Microsoft Corporation and Google, Incorporated are at it again. This time it involves the notification by Google security researchers on the team called “Project Zero.” Project Zero is the name of Google’s new software bug bounty hunters.
Project Zero’s bug hunters were developed to uncover attacks before malicious intent has occurred. They are also hunting software bugs so that software companies are immediately setting to work on patching and fixing the software security flaw. Google prepares these details of such vulnerabilities so that they can be published on an open database for transparency to the general public for increased awareness, thus enforcing a vendor to be more responsible when producing and distributing such software. Google’s Project Zero Team will also work with other vendors to update and secure software. Google’s Project Zero team has stringent publishing policies once the vulnerability has been discovered. Yes, they do give the software company time to repair the flaw before publishing. However, the Google bug hunter team is to report on the vulnerability if the software flaw is not patched or fixed by the publisher of the software within ninety (90) days. Google isn’t giving their team any wiggle room for the deadline of publishing such software security flaws.
Unfortunately, it has been reported that Microsoft was about to patch a known Escalation of Privilege (EoP) vulnerability in its Windows 7 and 8.1 operating system software just two days after Google’s Project Zero team had announced and published the software security flaw to the public as stated in their standard operating procedures of adhering to the ninety (90) day reporting policy.
Google has stated that they are not trying to cause any problems and that they are only trying to ensure the safety of all software users. The Project Zero team and their security chief also stated that they will look further into protecting all users of some of the web’s most commonly used software, operating systems, and operating system tools, such as their own Google Chrome, as well as Microsoft’s Internet Explorer and other such connected software and operating systems.

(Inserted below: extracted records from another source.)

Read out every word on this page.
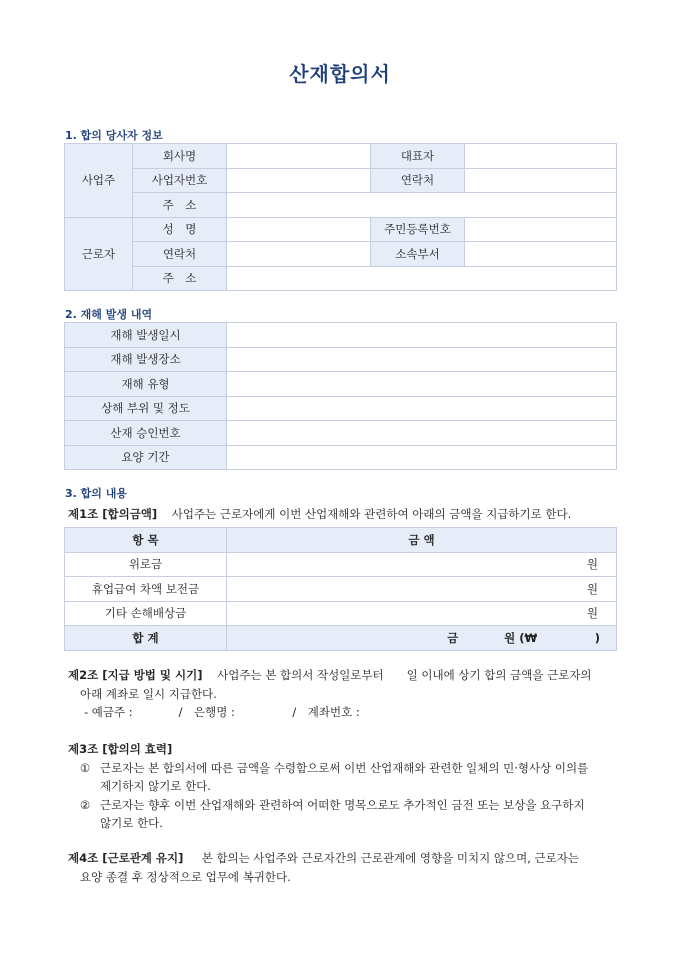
산재합의서
1. 합의 당사자 정보
사업주	회사명		대표자	
	사업자번호		연락처	
	주　소			
근로자	성　명		주민등록번호	
	연락처		소속부서	
	주　소			
2. 재해 발생 내역
재해 발생일시	
재해 발생장소	
재해 유형	
상해 부위 및 정도	
산재 승인번호	
요양 기간	
3. 합의 내용
제1조 [합의금액] 사업주는 근로자에게 이번 산업재해와 관련하여 아래의 금액을 지급하기로 한다.
항 목	금 액
위로금	원
휴업급여 차액 보전금	원
기타 손해배상금	원
합 계	금　　　　원 (₩　　　　　)
제2조 [지급 방법 및 시기] 사업주는 본 합의서 작성일로부터　　일 이내에 상기 합의 금액을 근로자의
아래 계좌로 일시 지급한다.
- 예금주 :　　　　/　은행명 :　　　　　/　계좌번호 :
제3조 [합의의 효력]
① 근로자는 본 합의서에 따른 금액을 수령함으로써 이번 산업재해와 관련한 일체의 민·형사상 이의를
제기하지 않기로 한다.
② 근로자는 향후 이번 산업재해와 관련하여 어떠한 명목으로도 추가적인 금전 또는 보상을 요구하지
않기로 한다.
제4조 [근로관계 유지] 본 합의는 사업주와 근로자간의 근로관계에 영향을 미치지 않으며, 근로자는
요양 종결 후 정상적으로 업무에 복귀한다.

Although this seems like a great effort put forward by Google, there are some cybersecurity experts that believe, while such initiatives are great, more emphasis needs to go into the software developers themselves. They need to be better at coding more security into their software products way before the software hits the market. Google states further, “As an industry we still need to drive the message home to many software companies that they have a duty of care and responsibility to ensure their code has security built into it from the very beginning.”